Um movimento ambicioso está em andamento na Argentina para trazer a Fórmula 1 de volta ao Autódromo Oscar y Juan Gálvez, em Buenos Aires, que não recebe a categoria desde 1998. A reforma completa do circuito será liderada pelo renomado arquiteto Hermann Tilke, especialista em traçados de F1, e promete transformar o espaço em um palco moderno e pronto para receber grandes eventos do automobilismo internacional.
A informação foi divulgada pelo site espanhol Soy Motor e aponta que o projeto será realizado em duas fases. A primeira tem como foco a homologação do circuito na categoria Grau 2 da FIA, com o objetivo de sediar uma etapa da MotoGP já em 2027. A segunda fase prevê ajustes adicionais que permitirão alcançar a certificação Grau 1, exigida para receber uma etapa da Fórmula 1.
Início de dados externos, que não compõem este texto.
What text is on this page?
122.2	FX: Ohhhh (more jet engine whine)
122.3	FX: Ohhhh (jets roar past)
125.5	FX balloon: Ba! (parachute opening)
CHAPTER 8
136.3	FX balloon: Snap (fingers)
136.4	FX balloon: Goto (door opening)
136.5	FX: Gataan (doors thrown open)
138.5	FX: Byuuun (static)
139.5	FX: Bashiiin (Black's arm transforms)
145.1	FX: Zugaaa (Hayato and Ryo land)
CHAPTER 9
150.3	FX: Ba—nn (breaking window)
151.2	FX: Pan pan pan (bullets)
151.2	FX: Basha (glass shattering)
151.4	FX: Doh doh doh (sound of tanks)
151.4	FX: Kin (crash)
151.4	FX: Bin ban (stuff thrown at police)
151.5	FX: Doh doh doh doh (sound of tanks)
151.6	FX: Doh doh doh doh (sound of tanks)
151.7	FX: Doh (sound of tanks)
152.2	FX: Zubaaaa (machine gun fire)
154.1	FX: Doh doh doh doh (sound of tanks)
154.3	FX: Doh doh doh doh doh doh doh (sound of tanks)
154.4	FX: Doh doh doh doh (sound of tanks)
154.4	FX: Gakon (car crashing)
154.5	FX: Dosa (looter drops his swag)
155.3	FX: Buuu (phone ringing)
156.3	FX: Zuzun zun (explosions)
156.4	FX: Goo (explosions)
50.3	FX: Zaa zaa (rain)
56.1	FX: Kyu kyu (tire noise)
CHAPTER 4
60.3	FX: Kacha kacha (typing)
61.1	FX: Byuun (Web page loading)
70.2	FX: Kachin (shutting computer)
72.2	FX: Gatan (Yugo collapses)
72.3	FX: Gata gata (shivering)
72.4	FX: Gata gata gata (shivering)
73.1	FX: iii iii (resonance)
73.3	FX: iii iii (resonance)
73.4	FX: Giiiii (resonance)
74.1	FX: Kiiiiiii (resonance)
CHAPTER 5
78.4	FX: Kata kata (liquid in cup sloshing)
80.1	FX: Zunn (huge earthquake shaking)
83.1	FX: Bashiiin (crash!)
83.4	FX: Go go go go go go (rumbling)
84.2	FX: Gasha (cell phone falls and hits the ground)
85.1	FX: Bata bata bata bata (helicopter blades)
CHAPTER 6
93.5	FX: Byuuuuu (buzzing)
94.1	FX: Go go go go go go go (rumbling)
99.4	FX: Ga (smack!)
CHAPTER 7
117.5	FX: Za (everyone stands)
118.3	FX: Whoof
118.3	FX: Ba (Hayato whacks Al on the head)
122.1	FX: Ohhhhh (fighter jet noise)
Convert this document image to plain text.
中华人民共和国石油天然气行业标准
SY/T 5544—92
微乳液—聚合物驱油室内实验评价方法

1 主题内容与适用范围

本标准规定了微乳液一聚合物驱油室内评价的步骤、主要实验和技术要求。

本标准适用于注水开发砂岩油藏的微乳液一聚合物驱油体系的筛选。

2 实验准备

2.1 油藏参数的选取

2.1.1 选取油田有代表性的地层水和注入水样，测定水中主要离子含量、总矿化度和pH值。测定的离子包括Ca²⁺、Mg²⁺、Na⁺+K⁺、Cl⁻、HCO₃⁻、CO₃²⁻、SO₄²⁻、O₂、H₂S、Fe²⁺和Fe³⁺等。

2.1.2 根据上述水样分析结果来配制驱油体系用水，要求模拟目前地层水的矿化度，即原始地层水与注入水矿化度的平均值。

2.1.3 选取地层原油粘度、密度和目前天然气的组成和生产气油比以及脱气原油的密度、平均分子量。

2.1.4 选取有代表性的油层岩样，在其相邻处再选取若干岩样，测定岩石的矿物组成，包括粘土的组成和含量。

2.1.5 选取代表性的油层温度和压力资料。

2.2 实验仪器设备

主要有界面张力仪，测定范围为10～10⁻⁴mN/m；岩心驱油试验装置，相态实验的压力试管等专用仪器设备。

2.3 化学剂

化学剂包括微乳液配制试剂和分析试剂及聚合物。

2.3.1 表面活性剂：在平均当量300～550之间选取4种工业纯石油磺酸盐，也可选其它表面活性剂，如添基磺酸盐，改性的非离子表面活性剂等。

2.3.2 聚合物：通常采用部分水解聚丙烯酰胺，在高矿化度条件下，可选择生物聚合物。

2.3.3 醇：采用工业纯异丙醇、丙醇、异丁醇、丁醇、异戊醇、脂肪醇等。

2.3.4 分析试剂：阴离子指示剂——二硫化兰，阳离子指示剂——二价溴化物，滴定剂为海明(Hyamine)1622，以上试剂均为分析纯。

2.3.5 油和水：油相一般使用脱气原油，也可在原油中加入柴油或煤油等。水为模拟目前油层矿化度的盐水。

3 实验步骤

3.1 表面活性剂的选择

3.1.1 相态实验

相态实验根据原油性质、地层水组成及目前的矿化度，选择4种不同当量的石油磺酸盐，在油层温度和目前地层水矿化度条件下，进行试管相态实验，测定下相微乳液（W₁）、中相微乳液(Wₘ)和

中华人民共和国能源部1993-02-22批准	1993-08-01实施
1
“Temos um plano em duas fases. A Fase 1 é para a MotoGP em 2027 e a Fase 2 é para a Fórmula 1”, declarou Tilke. “O resultado será um circuito muito bom e muito emocionante”, completou o projetista, responsável por diversos traçados modernos da F1, como os de Jeddah, Baku e Yas Marina.
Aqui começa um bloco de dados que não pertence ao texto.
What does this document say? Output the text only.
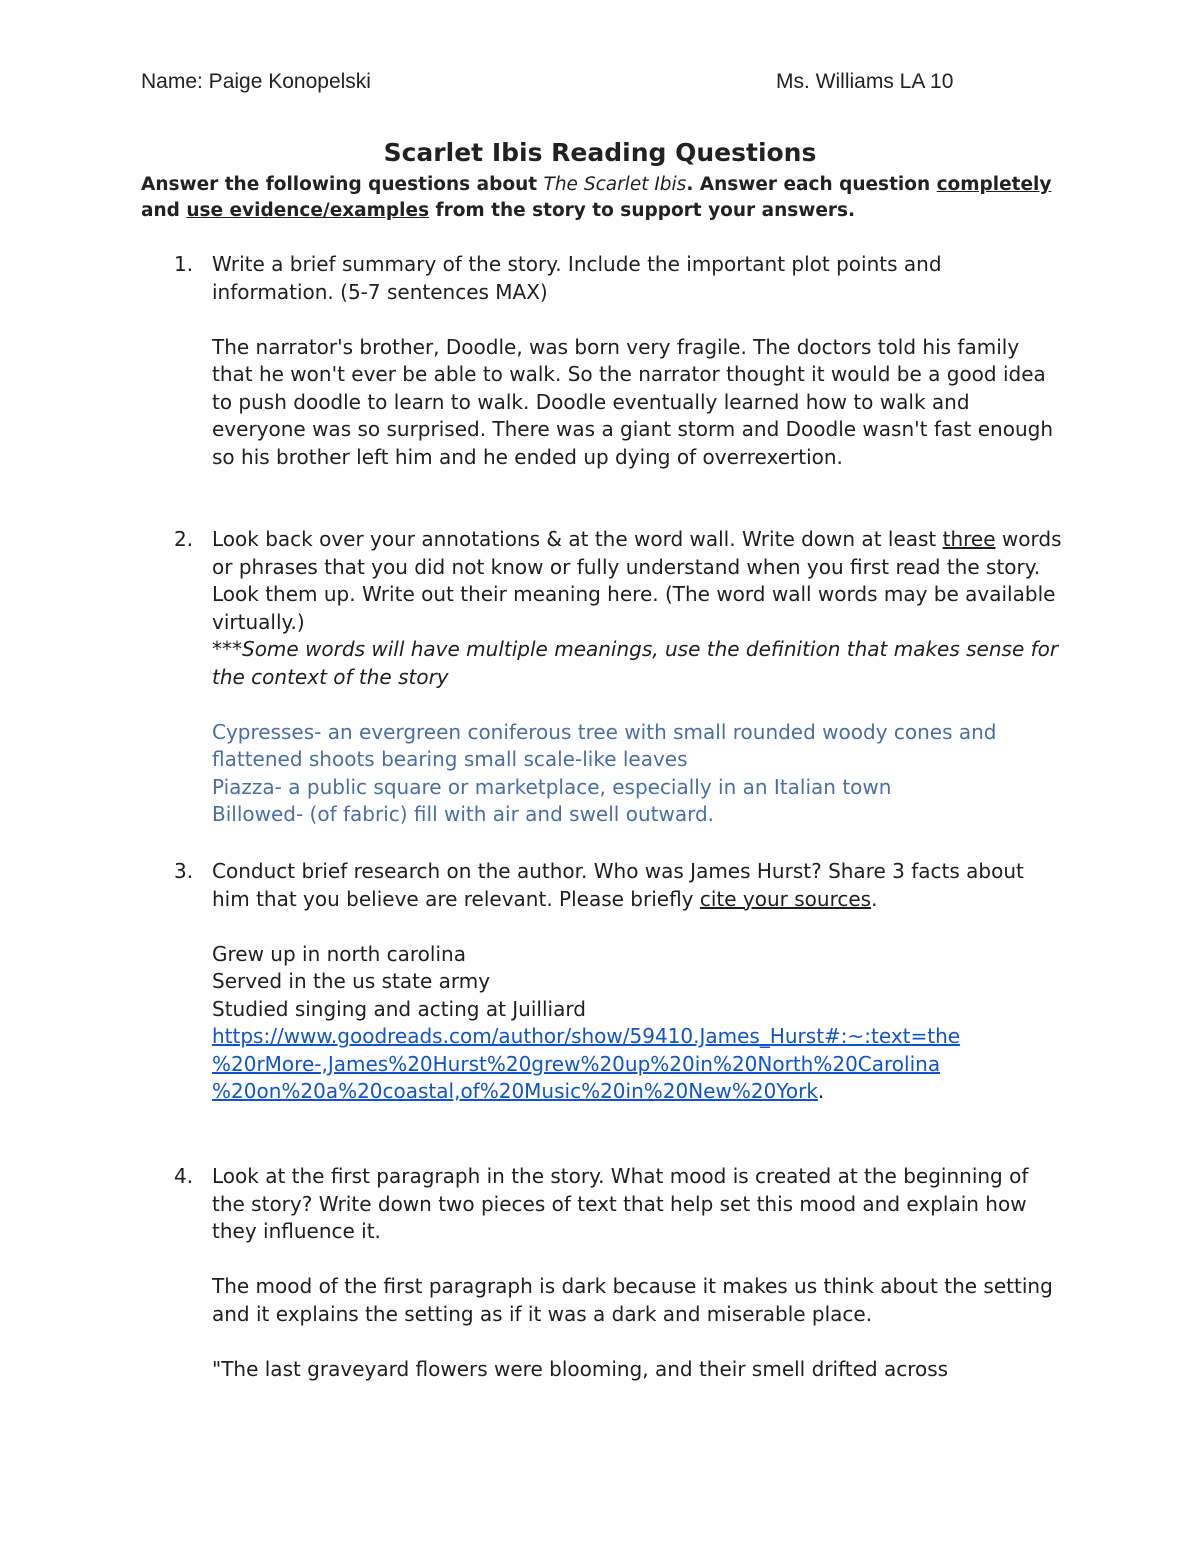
Name: Paige Konopelski	Ms. Williams LA 10
Scarlet Ibis Reading Questions
Answer the following questions about The Scarlet Ibis. Answer each question completely and use evidence/examples from the story to support your answers.
1. Write a brief summary of the story. Include the important plot points and information. (5-7 sentences MAX)

The narrator's brother, Doodle, was born very fragile. The doctors told his family that he won't ever be able to walk. So the narrator thought it would be a good idea to push doodle to learn to walk. Doodle eventually learned how to walk and everyone was so surprised. There was a giant storm and Doodle wasn't fast enough so his brother left him and he ended up dying of overrexertion.

2. Look back over your annotations & at the word wall. Write down at least three words or phrases that you did not know or fully understand when you first read the story. Look them up. Write out their meaning here. (The word wall words may be available virtually.)

***Some words will have multiple meanings, use the definition that makes sense for the context of the story

Cypresses- an evergreen coniferous tree with small rounded woody cones and flattened shoots bearing small scale-like leaves

Piazza- a public square or marketplace, especially in an Italian town

Billowed- (of fabric) fill with air and swell outward.

3. Conduct brief research on the author. Who was James Hurst? Share 3 facts about him that you believe are relevant. Please briefly cite your sources.

Grew up in north carolina

Served in the us state army

Studied singing and acting at Juilliard

https://www.goodreads.com/author/show/59410.James_Hurst#:~:text=the
%20rMore-,James%20Hurst%20grew%20up%20in%20North%20Carolina
%20on%20a%20coastal,of%20Music%20in%20New%20York.

4. Look at the first paragraph in the story. What mood is created at the beginning of the story? Write down two pieces of text that help set this mood and explain how they influence it.

The mood of the first paragraph is dark because it makes us think about the setting and it explains the setting as if it was a dark and miserable place.

"The last graveyard flowers were blooming, and their smell drifted across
O novo traçado do circuito será mais longo que o original, com um acréscimo de 500 metros, e sofrerá mudanças importantes em duas curvas. Algumas das curvas mais famosas do antigo circuito, como Vivorita e Ombu, deixarão de existir fisicamente, mas seus nomes serão preservados na nomenclatura oficial do novo layout. A Curva Salotto e a Chicane Ascari serão mantidas.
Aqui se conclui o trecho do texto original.